Há mais de mil anos a humanidade acreditava que a Terra era plana. A partir dessa premissa, as pessoas organizavam suas atividades e se deslocavam, utilizando algumas cautelas, traçavam rotas e estratégias tendo em vista os limites e as interações com o ambiente, como o “conheciam” então. Seus deuses e mitos espelhavam as forças coerentes com essa perspectiva.
Passados alguns séculos, reconhecendo a existência de outros astros e admitindo o formato de globo, a Terra passa a ser o centro do Universo. Essa concepção expandia os horizontes físicos, mas mantinha uma visão distorcida da importância do planeta. Nesse período foram urdidas muitas guerras em busca de domínio e poder soberano, enquanto a técnica se aperfeiçoava e o comércio se multiplicava, gerando naquela sociedade objetivos e valores próprios.
Já há algum tempo, aproximadamente 500 anos, tomamos ciência de que nosso planeta pertence a um sistema solar e que portanto, é em redor do Sol que a Terra gira. Mas apenas para um pequeno contingente de cientistas e visionários, essa notícia foi recebida com entusiasmo. São célebres os sacrifícios medievais relacionados às práticas e divulgação das ideias insurgentes.

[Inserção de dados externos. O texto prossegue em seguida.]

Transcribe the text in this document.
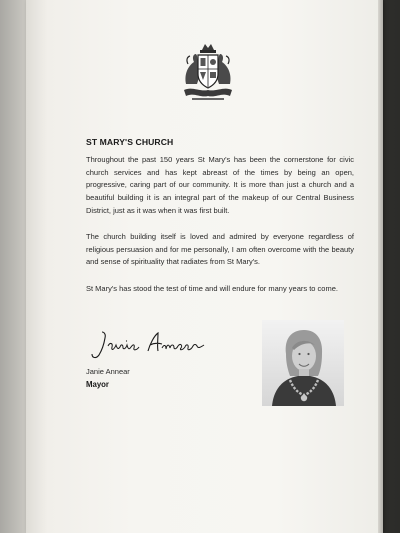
ST MARY'S CHURCH

Throughout the past 150 years St Mary's has been the cornerstone for civic church services and has kept abreast of the times by being an open, progressive, caring part of our community. It is more than just a church and a beautiful building it is an integral part of the makeup of our Central Business District, just as it was when it was first built.

The church building itself is loved and admired by everyone regardless of religious persuasion and for me personally, I am often overcome with the beauty and sense of spirituality that radiates from St Mary's.

St Mary's has stood the test of time and will endure for many years to come.

Janie Annear

Mayor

Essas ideias-chave pertencem a diferentes paradigmas científicos, retratam uma dada situação cosmológica. Personagens como Aristóteles, Copérnico, Galileu Galilei, Kepler, Newton, Einstein, revolucionaram não apenas o mundo das ciências. O conhecimento tomou caminhos diversos em decorrência das substanciais mudanças que cada nova cosmovisão trazia, e com ele o sistema de verdades, os pressupostos do agir, a orientação ética, etc.
Quanto a nós, que vivemos no século XXI, é simples e corriqueiro pensar a partir das premissas dos grandes gênios citados, mas ainda não assimilamos várias das novas teorias científicas que alteram a forma de compreender o universo, e a nós mesmos. É o caso das descobertas revolucionantes de Prigogine, de Niels Bohr, Boltzmann, Foerster, Heisenberg, Maturana e Varela, nas respectivas áreas, por exemplo[1]. De acordo com esse novo paradigma científico, é preciso considerar a complexidade, a instabilidade do mundo, e a intersubjetividade na constituição do conhecimento.
A contradição, a incerteza e a desordem identificadas no mundo físico, a intersubjetividade e a recursividade do processo de conhecimento, compõem um quadro bastante estranho para as mentalidades moldadas e familiarizadas com conceitos como objetividade, certeza e verdade.
A sociedade se complexifica no decorrer da nossa história e as interações se multiplicam nas instâncias práticas, ecológicas, econômicas, culturais, etc, fazendo surgir novos desafios: produzir alimentos para toda a humanidade sem afetar a biodiversidade e exaurir o solo; oferecer condições de vida de qualidade a todos respeitando as liberdades individuais e coletivas de cada povo; promover a paz sem ameaça de guerra; promover felicidade sem comprometer os recursos finitos da natureza. Essas questões requerem uma compreensão mais ampla e não linear de para chegarem a bom termo.
Tal como ocorreu em outros tempos, ignorar e temer as mudanças de paradigma é a reação primeira, naturalmente. Acontece que a mudança está em curso, e à medida que sabemos dela mudamos com ela. Mesmo o fato de não aceitá-la já implica que fomos por ela afetados.
Significa que, agindo recursivamente, o conhecimento novo que está no mundo exerce sobre nós sua influência e nos tornamos partícipes do processo, concordando ou não com os seus pressupostos.
Ignorar a profunda transformação na lógica de causas e consequências que o novo paradigma do conhecimento traduz não é uma opção. Portanto, quando a sustentabilidade entra em pauta, é certo: não podemos ficar de fora.
[1] Prigogine (estruturas dissipativas/química); Niels Bohr (paradoxos na microfísica); Boltzmann (desordem termodinâmica); Foerster (ontogênese); Heisenberg (princípio da incerteza/física); e, Maturana e Varela (teoria do observador/biologia).